When one puts a Bach 10 1/2C trumpet-type cornet mouthpiece into a long bell cornet, you basically end up with a trumpet in sound. Thus cornetists like Wild Bill could hang with trumpets all day long on the styles of music they performed!

I remember the debate back in the early '70s at FSU when they did a blind "test" with music school grad students to see if anyone could tell any difference at all between a Bach Model 37 trumpet and a Bach Model 37 cornet. Both horns had identical cupped Bach trumpet-type (C cup) mouthpieces of identical numbers. The only difference was the proper shank for each horn.

SURPRISE . . . NO "DIFFERENCE" was detected by anyone! Talking to a good friend years later who was a grad student in that test, he kept telling me there was no difference between trumpet and cornet. One day I brought in a trumpet, long bell cornet, and a shepherd's crook cornet, so he could hear the stunning difference between a trumpet, a cornet with a trumpet-top on a cornet shank (I used the same Warburton top in my demonstration).

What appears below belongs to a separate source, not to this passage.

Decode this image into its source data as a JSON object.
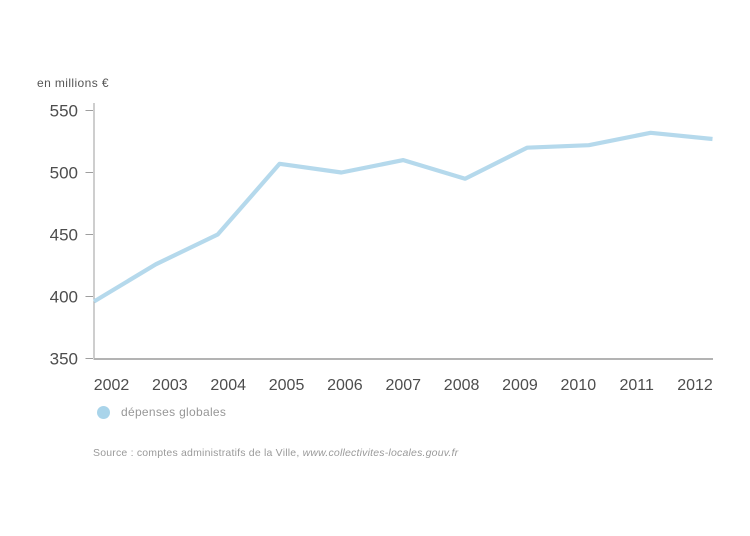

For the short cornet I used a vintage Boston Three Star mouthpiece from 1911. Up until the Roaring '20s forward, cornets had that sweet but gentle solo cornet sound for band work and solos.

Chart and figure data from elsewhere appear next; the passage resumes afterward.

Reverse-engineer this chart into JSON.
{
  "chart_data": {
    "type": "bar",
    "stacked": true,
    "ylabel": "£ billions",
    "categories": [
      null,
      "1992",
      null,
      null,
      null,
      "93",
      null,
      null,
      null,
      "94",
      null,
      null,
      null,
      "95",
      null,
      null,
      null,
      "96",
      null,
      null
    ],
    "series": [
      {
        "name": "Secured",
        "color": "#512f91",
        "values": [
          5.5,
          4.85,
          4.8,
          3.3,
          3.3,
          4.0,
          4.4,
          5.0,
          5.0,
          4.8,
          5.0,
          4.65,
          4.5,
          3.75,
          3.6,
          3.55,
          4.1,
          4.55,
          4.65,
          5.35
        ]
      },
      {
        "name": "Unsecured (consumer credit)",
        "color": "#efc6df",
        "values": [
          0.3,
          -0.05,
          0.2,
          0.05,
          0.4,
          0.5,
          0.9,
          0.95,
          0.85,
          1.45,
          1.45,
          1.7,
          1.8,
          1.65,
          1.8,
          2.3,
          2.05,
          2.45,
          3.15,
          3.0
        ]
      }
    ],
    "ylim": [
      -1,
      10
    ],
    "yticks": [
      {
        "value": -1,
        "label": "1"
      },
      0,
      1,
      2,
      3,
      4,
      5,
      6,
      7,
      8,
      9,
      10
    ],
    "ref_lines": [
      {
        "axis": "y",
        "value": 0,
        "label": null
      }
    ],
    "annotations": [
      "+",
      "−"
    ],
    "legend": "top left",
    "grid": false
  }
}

With the advent of jazz, followed by electric instruments, the instruments evolved. Peashooter trumpets gave way to richer-sounding F. Besson type trumpets, AND cornets were modified to have long trumpet-like bells for projection to match the new type trumpets.

Yep, once you used the modern Bach-type mouthpieces, with the correct shank in trumpets and cornets there was no real difference in sound. This was what happened IN THE AMERICAS.

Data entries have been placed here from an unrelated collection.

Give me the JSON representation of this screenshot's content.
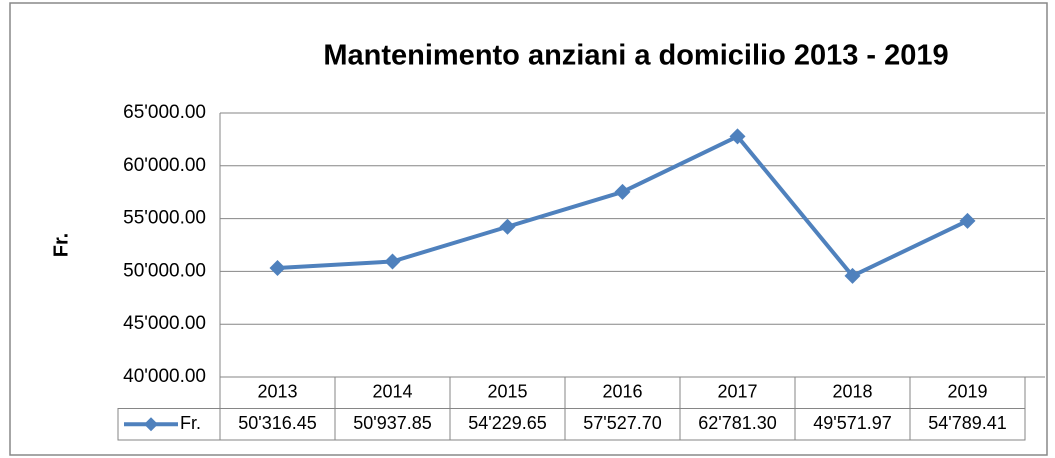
{
  "chart_data": {
    "type": "line",
    "title": "Mantenimento anziani a domicilio 2013 - 2019",
    "y_label": "Fr.",
    "categories": [
      "2013",
      "2014",
      "2015",
      "2016",
      "2017",
      "2018",
      "2019"
    ],
    "series": [
      {
        "name": "Fr.",
        "color": "#4f81bd",
        "values": [
          50316.45,
          50937.85,
          54229.65,
          57527.7,
          62781.3,
          49571.97,
          54789.41
        ],
        "value_labels": [
          "50'316.45",
          "50'937.85",
          "54'229.65",
          "57'527.70",
          "62'781.30",
          "49'571.97",
          "54'789.41"
        ]
      }
    ],
    "ylim": [
      40000,
      65000
    ],
    "yticks": [
      {
        "value": 40000,
        "label": "40'000.00"
      },
      {
        "value": 45000,
        "label": "45'000.00"
      },
      {
        "value": 50000,
        "label": "50'000.00"
      },
      {
        "value": 55000,
        "label": "55'000.00"
      },
      {
        "value": 60000,
        "label": "60'000.00"
      },
      {
        "value": 65000,
        "label": "65'000.00"
      }
    ],
    "grid": true
  }
}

Alas, in the end the long bell cornets saved cornets commercially until about 1970 but eventually school kids wanted the "cooler" trumpets and long bells went away . . . only to come out of the closets later onto ebay.

These days a lot of us here in America have rediscovered the short bell cornets with the super deep-V cornet mouthpieces with the huge drill size and open backbores. It truly gives a player a "fresh, new" sound that's quite a difference between their trumpet and their flugelhorn.

British Brass Band uses a different type cup vs. the vintage American cornet cup to get a sweet, mellow sound with more sparkle to it . . . a very compelling and different sound itself. I carry both vintage American and British-type cornet mouthpieces in my cornet case . . . and yes, I play almost all my cornet work on a short bell cornet, though I have several fine vintage American long bells.